Lot Essay
The Comité Marc Chagall has confirmed the authenticity of this work.
‘I have always painted pictures where human love floods my colours’
Marc Chagall
Amidst a deep blue moonlight sky, a bride and groom float above a village, watched over by animals and framed by a magnificent bouquet of brightly coloured flowers in Marc Chagall’s poetic Les amoureux bleus. Painted between 1948 and 1951, this work dates from a time of transition and change in Chagall’s life. In 1948 the artist had returned to France from his wartime exile in America, moving first to a house in Orgeval, in the countryside outside Paris. Chagall returned to Europe a deeply changed man. In 1944, his beloved wife and muse, Bella had died in New York. Bereft, he was unable to paint for six months. A year later, Chagall met a young and unhappily married English woman, Virginia Haggard McNeil. The pair fell quickly in love, and Virginia gave birth to their son, David, in June 1946. Together, Chagall, Virginia, her daughter, Jean, and David returned to France, where they were met by Chagall and Bella’s daughter, Ida.

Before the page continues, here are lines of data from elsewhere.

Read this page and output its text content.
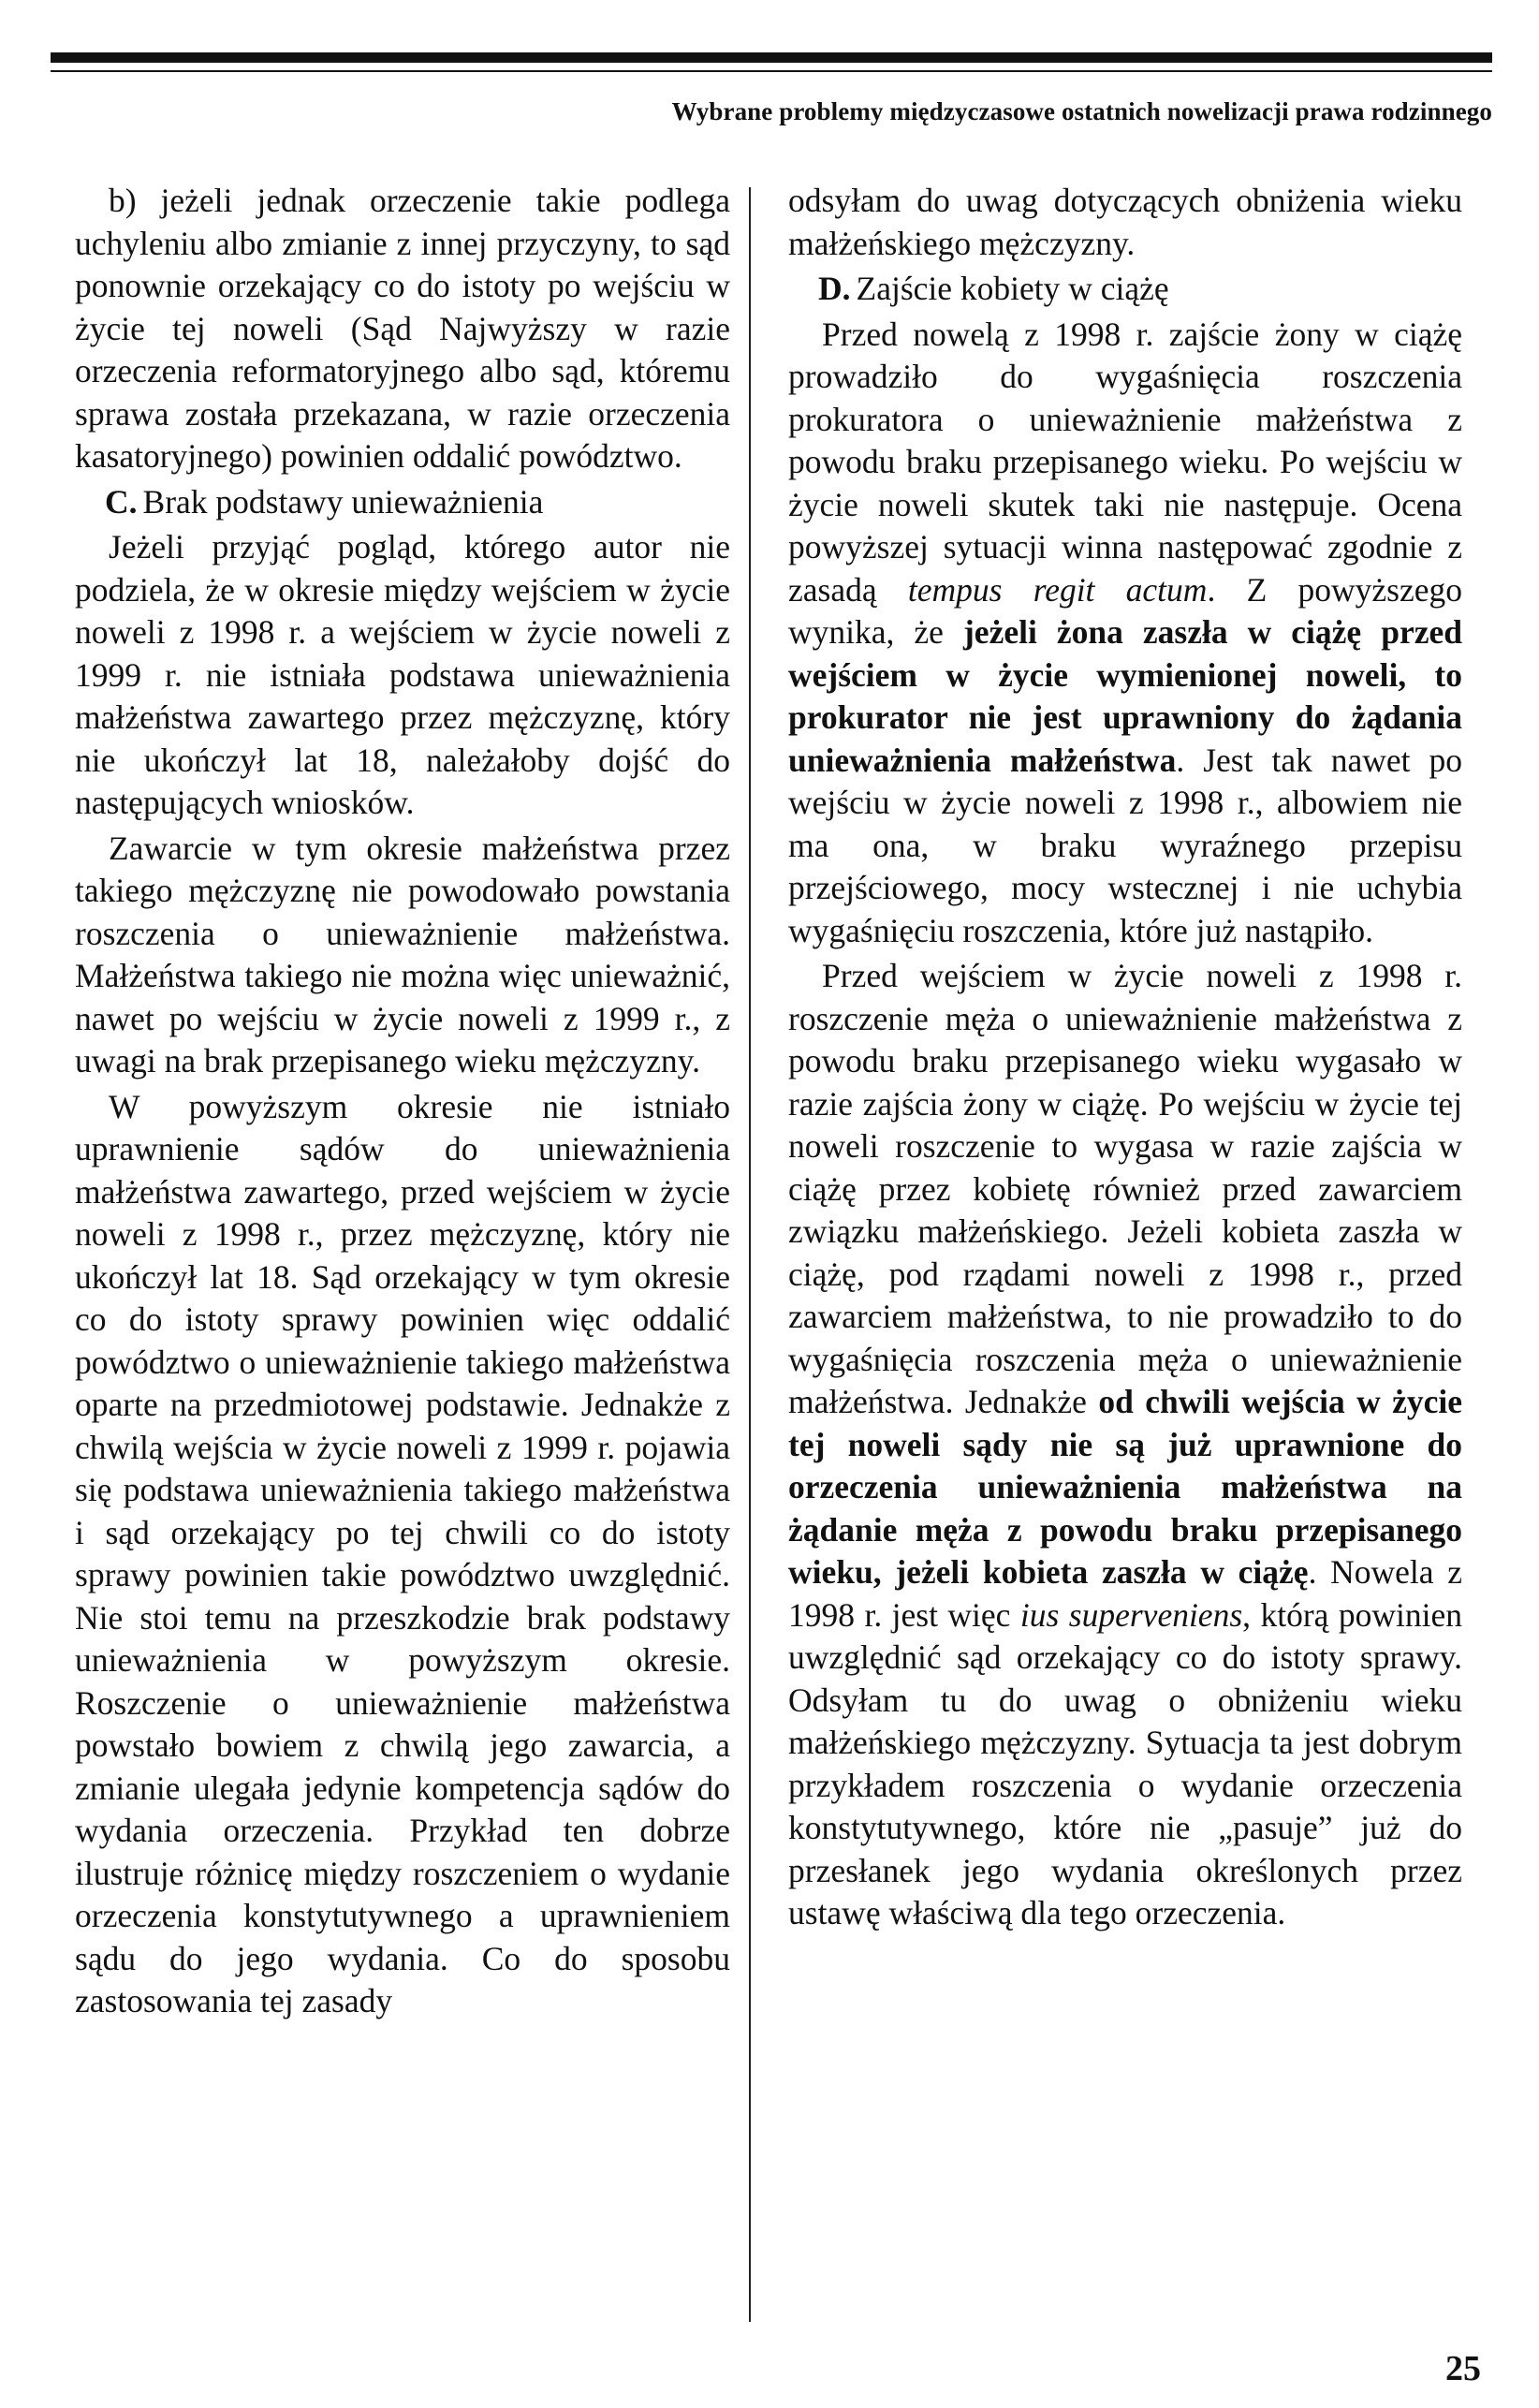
Wybrane problemy międzyczasowe ostatnich nowelizacji prawa rodzinnego

b) jeżeli jednak orzeczenie takie podlega uchyleniu albo zmianie z innej przyczyny, to sąd ponownie orzekający co do istoty po wejściu w życie tej noweli (Sąd Najwyższy w razie orzeczenia reformatoryjnego albo sąd, któremu sprawa została przekazana, w razie orzeczenia kasatoryjnego) powinien oddalić powództwo.

C. Brak podstawy unieważnienia

Jeżeli przyjąć pogląd, którego autor nie podziela, że w okresie między wejściem w życie noweli z 1998 r. a wejściem w życie noweli z 1999 r. nie istniała podstawa unieważnienia małżeństwa zawartego przez mężczyznę, który nie ukończył lat 18, należałoby dojść do następujących wniosków.

Zawarcie w tym okresie małżeństwa przez takiego mężczyznę nie powodowało powstania roszczenia o unieważnienie małżeństwa. Małżeństwa takiego nie można więc unieważnić, nawet po wejściu w życie noweli z 1999 r., z uwagi na brak przepisanego wieku mężczyzny.

W powyższym okresie nie istniało uprawnienie sądów do unieważnienia małżeństwa zawartego, przed wejściem w życie noweli z 1998 r., przez mężczyznę, który nie ukończył lat 18. Sąd orzekający w tym okresie co do istoty sprawy powinien więc oddalić powództwo o unieważnienie takiego małżeństwa oparte na przedmiotowej podstawie. Jednakże z chwilą wejścia w życie noweli z 1999 r. pojawia się podstawa unieważnienia takiego małżeństwa i sąd orzekający po tej chwili co do istoty sprawy powinien takie powództwo uwzględnić. Nie stoi temu na przeszkodzie brak podstawy unieważnienia w powyższym okresie. Roszczenie o unieważnienie małżeństwa powstało bowiem z chwilą jego zawarcia, a zmianie ulegała jedynie kompetencja sądów do wydania orzeczenia. Przykład ten dobrze ilustruje różnicę między roszczeniem o wydanie orzeczenia konstytutywnego a uprawnieniem sądu do jego wydania. Co do sposobu zastosowania tej zasady

odsyłam do uwag dotyczących obniżenia wieku małżeńskiego mężczyzny.

D. Zajście kobiety w ciążę

Przed nowelą z 1998 r. zajście żony w ciążę prowadziło do wygaśnięcia roszczenia prokuratora o unieważnienie małżeństwa z powodu braku przepisanego wieku. Po wejściu w życie noweli skutek taki nie następuje. Ocena powyższej sytuacji winna następować zgodnie z zasadą tempus regit actum. Z powyższego wynika, że jeżeli żona zaszła w ciążę przed wejściem w życie wymienionej noweli, to prokurator nie jest uprawniony do żądania unieważnienia małżeństwa. Jest tak nawet po wejściu w życie noweli z 1998 r., albowiem nie ma ona, w braku wyraźnego przepisu przejściowego, mocy wstecznej i nie uchybia wygaśnięciu roszczenia, które już nastąpiło.

Przed wejściem w życie noweli z 1998 r. roszczenie męża o unieważnienie małżeństwa z powodu braku przepisanego wieku wygasało w razie zajścia żony w ciążę. Po wejściu w życie tej noweli roszczenie to wygasa w razie zajścia w ciążę przez kobietę również przed zawarciem związku małżeńskiego. Jeżeli kobieta zaszła w ciążę, pod rządami noweli z 1998 r., przed zawarciem małżeństwa, to nie prowadziło to do wygaśnięcia roszczenia męża o unieważnienie małżeństwa. Jednakże od chwili wejścia w życie tej noweli sądy nie są już uprawnione do orzeczenia unieważnienia małżeństwa na żądanie męża z powodu braku przepisanego wieku, jeżeli kobieta zaszła w ciążę. Nowela z 1998 r. jest więc ius superveniens, którą powinien uwzględnić sąd orzekający co do istoty sprawy. Odsyłam tu do uwag o obniżeniu wieku małżeńskiego mężczyzny. Sytuacja ta jest dobrym przykładem roszczenia o wydanie orzeczenia konstytutywnego, które nie „pasuje” już do przesłanek jego wydania określonych przez ustawę właściwą dla tego orzeczenia.

25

A few months after their arrival in Europe, Chagall and his family were invited by the Greek publisher Tériade to stay at his home in the south of France. Chagall immediately fell under the spell of the Côte d’Azur, finding respite from the anxiety he felt for the fate of his friends in Soviet Russia. He first rented a house in Saint-Jean-Cap-Ferrat, before moving, a year later, to Les Collines, an idyllic house with pistachio-coloured shutters set upon the hills of Vence. Surrounded by peach orchards, olive groves, palms and orange trees and overlooking the sparkling blue waters of the Mediterranean beyond, this house was a paradise and would remain his home for the next sixteen years, longer than he had lived anywhere before in his life.
Chagall set up his studio in one of the outbuildings, the large windows and expansive views flooding the space with light and colour. As a result, his work of this time became looser and more sensuous, filled with images of floating lovers and blossoming flowers, such as Les amoureux bleus. As Virginia recalled, ‘An explosion of new ideas was suddenly released at the sight of the Mediterranean... His store of “Chagall” material was jolted and injected with new substance, producing a series of variations around a theme...the sea, the boats and flowers of St. Jean tumbled out in exuberant succession’ (V. Haggard McNeil, My Life with Chagall, New York, 1986, pp. 89-90).